Ne diede impulso anche la Convenzione delle Nazioni Unite sui diritti delle persone con disabilità, istituita nel 2006 che viene ratificata dall’Italia nel 2009 riguardo all’onere degli Stati nel garantire loro “i diritti a non essere sottoposte a torture, pene, trattamenti crudeli, inumani o degradanti” (art. 15) e a “non essere private della libertà illegalmente o arbitrariamente” (art. 14).
Le Regioni mossero i primi passi istituzionali nel 2010 che emanarono le prime Raccomandazioni in tema di contenzione fisica sotto la spinta di alcuni eventi tragici che coinvolsero persone “legate”. Miravano a prevenire con una serie di iniziative, dal monitoraggio alla trasparenza dei servizi, il radicamento del pregiudizio sulla violenza verso la cura psichiatrica e dello stigma verso i malati mentali a causa dell’uso della contenzione, descrivendola come «un atto anti-terapeutico», spiegando che «rende cioè più difficile la cura piuttosto che facilitarla». Tuttavia nel 2017 la Commissione straordinaria per la tutela e la promozione dei diritti umani del Senato ne sottolineò una concretizzazione parziale con differenze regionali.
Perché la contenzione “meccanica” non deve esserci?
Vi sono diverse limitazioni alla libertà personale nel movimento che avvengono nei luoghi di cura e che possono coesistere: fisica, quando l’operatore blocca con il proprio corpo la persona in modo temporaneo; ambientale, attraverso porte chiuse, cancelli etc; farmacologica, quando la persona viene sedata con alti dosaggi. Quella “meccanica” risulta da sentenze di Cassazione la più estrema privazione sul piano etico e giuridico e priva di finalità curativa sul piano sanitario.
Per il profilo etico il Comitato nazionale di Bioetica nel 2015 ne affermava «la violazione dei diritti fondamentali della persona», perché da un lato una «gestione non violenta e non coercitiva in SPDC elimina il clima di paura (per pazienti e per operatori) e riduce lo stigma, dall’altro ci sono ragioni terapeutiche in primis di evitare di compromettere la relazione terapeutica tramite il circolo vizioso che la contenzione fisica innesca: l’agitazione della persona legata si aggrava, richiedendo quindi più alte dosi di farmaci sedativi, col risultato di peggiorare lo stato di confusione del paziente, che a sua volta riduce la comunicazione fra la persona -legata e il personale».

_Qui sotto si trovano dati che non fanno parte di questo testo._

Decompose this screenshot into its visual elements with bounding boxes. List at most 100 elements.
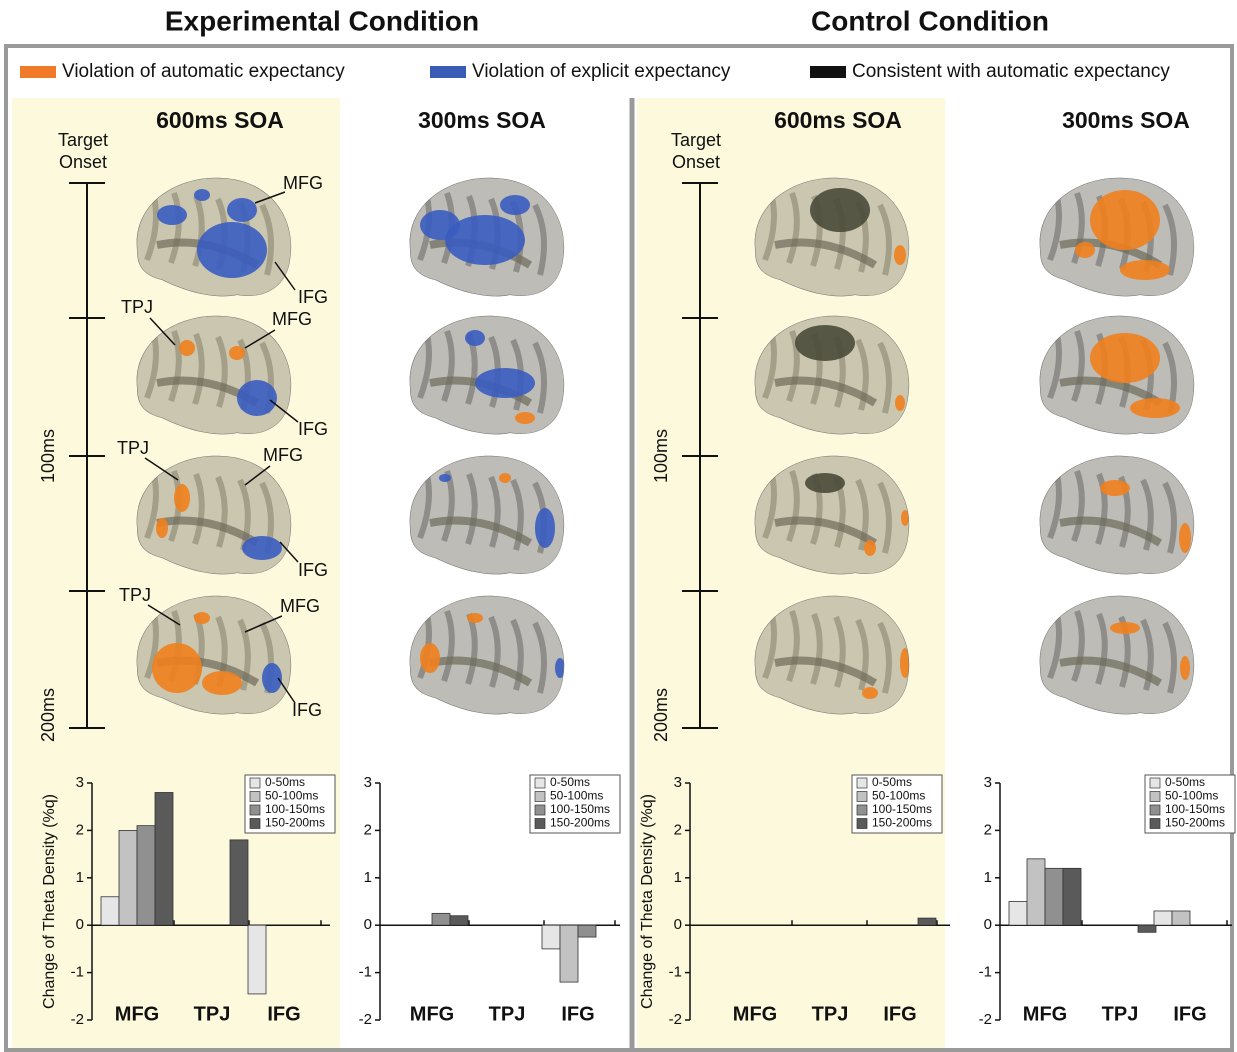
activation: [467, 613, 483, 623]
timeline-onset: Target Onset: [671, 130, 721, 172]
brain-outline: [1039, 315, 1195, 435]
brain-outline: [754, 177, 910, 297]
legend-swatch: [1149, 777, 1161, 789]
activation: [237, 380, 277, 416]
activation: [1110, 622, 1140, 634]
activation: [499, 473, 511, 483]
y-tick-label: 2: [674, 821, 682, 838]
frame: [4, 44, 1234, 1052]
activation: [1120, 260, 1170, 280]
activation: [862, 687, 878, 699]
legend-swatch: [534, 818, 546, 829]
activation: [445, 215, 525, 265]
panel-title: 300ms SOA: [1062, 107, 1190, 133]
y-tick-label: -1: [669, 964, 682, 981]
sylvian-fissure: [429, 516, 533, 547]
x-tick-label: IFG: [267, 1003, 300, 1025]
legend-label: 50-100ms: [872, 789, 925, 803]
legend-label: Violation of explicit expectancy: [472, 61, 731, 82]
legend-label: 100-150ms: [872, 802, 932, 816]
brain-label: IFG: [298, 419, 328, 439]
y-tick-label: 2: [76, 821, 84, 838]
legend-swatch: [534, 777, 546, 789]
legend-label: 50-100ms: [550, 789, 603, 803]
brain: [754, 455, 910, 575]
legend-label: 150-200ms: [872, 816, 932, 830]
label-leader: [244, 465, 271, 486]
sylvian-fissure: [1059, 656, 1163, 687]
activation: [197, 222, 267, 278]
panel-title: 300ms SOA: [418, 107, 546, 133]
bar: [577, 924, 597, 938]
legend-swatch: [249, 777, 261, 789]
sulcus: [1095, 612, 1108, 685]
sulcus: [441, 609, 455, 682]
y-tick-label: 0: [674, 916, 682, 933]
activation: [805, 473, 845, 493]
legend-swatch: [249, 791, 261, 802]
content: Violation of automatic expectancy Violati…: [20, 61, 1236, 1028]
activation: [420, 643, 440, 673]
activation: [194, 612, 210, 624]
brain-outline: [136, 315, 292, 435]
brain: [409, 455, 565, 575]
bar: [541, 924, 561, 950]
bar: [431, 912, 451, 926]
legend-swatch: [856, 791, 868, 802]
y-tick-label: -1: [359, 964, 372, 981]
legend-swatch: [856, 777, 868, 789]
activation: [194, 189, 210, 201]
brain-outline: [136, 177, 292, 297]
activation: [1090, 333, 1160, 383]
sulcus: [532, 203, 547, 276]
legend-swatch: [1149, 818, 1161, 829]
sulcus: [1140, 618, 1154, 691]
bar: [917, 917, 937, 926]
sulcus: [441, 329, 455, 402]
brain-label: IFG: [298, 560, 328, 580]
sulcus: [833, 615, 846, 688]
y-axis-title: Change of Theta Density (%q): [41, 794, 58, 1009]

Delinea tre direttrici che incidono più per il ricorso alla contenzione: il fatto culturale, l’organizzazione dei servizi, l’atteggiamento degli operatori più del profilo psicopatologico dei pazienti. Ne dichiara l’ammissibilità come extrema ratio, anche nel trattamento sanitario obbligatorio, nelle situazioni di necessità previste nell’art. 54 del c.p.
La Costituzione fissa i principi di inviolabilità della libertà personale, negli artt. 13 che ne ammette la restrizione per «atto motivato dell’autorità giudiziaria e nei soli casi previsti dalla legge» e 32 «nessuno può essere obbligato a un determinato trattamento sanitario se non per disposizione di legge, (la quale) non può in nessun caso violare i limiti imposti dal rispetto della persona umana».
Il paziente può andare incontro, come descrive la letteratura scientifica, se la contenzione viene prolungata, ad abrasioni della cute, ischemie di arti e di organi, a tromboembolia polmonare, piaghe da decubito per immobilità, a “dolore mentale” come depressione, perdita di autostima, fino ad esiti infausti.
Dall’altra parte gli operatori ne fanno ricorso per necessità appellandosi all’art. 15 del Codice penale. Si trovano tra le varie giustificazioni la carenza di personale, respinta dal Comitato europeo per la Prevenzione della Tortura e delle pene in quanto la contenzione applicandola in un modo corretto e adeguato richiede più e non meno personale, il senso di obbligo di “custodia” verso i curanti, la somministrazione dei farmaci rifiutati dal paziente o anche azioni per indurre ad un cambiamento nel comportamento.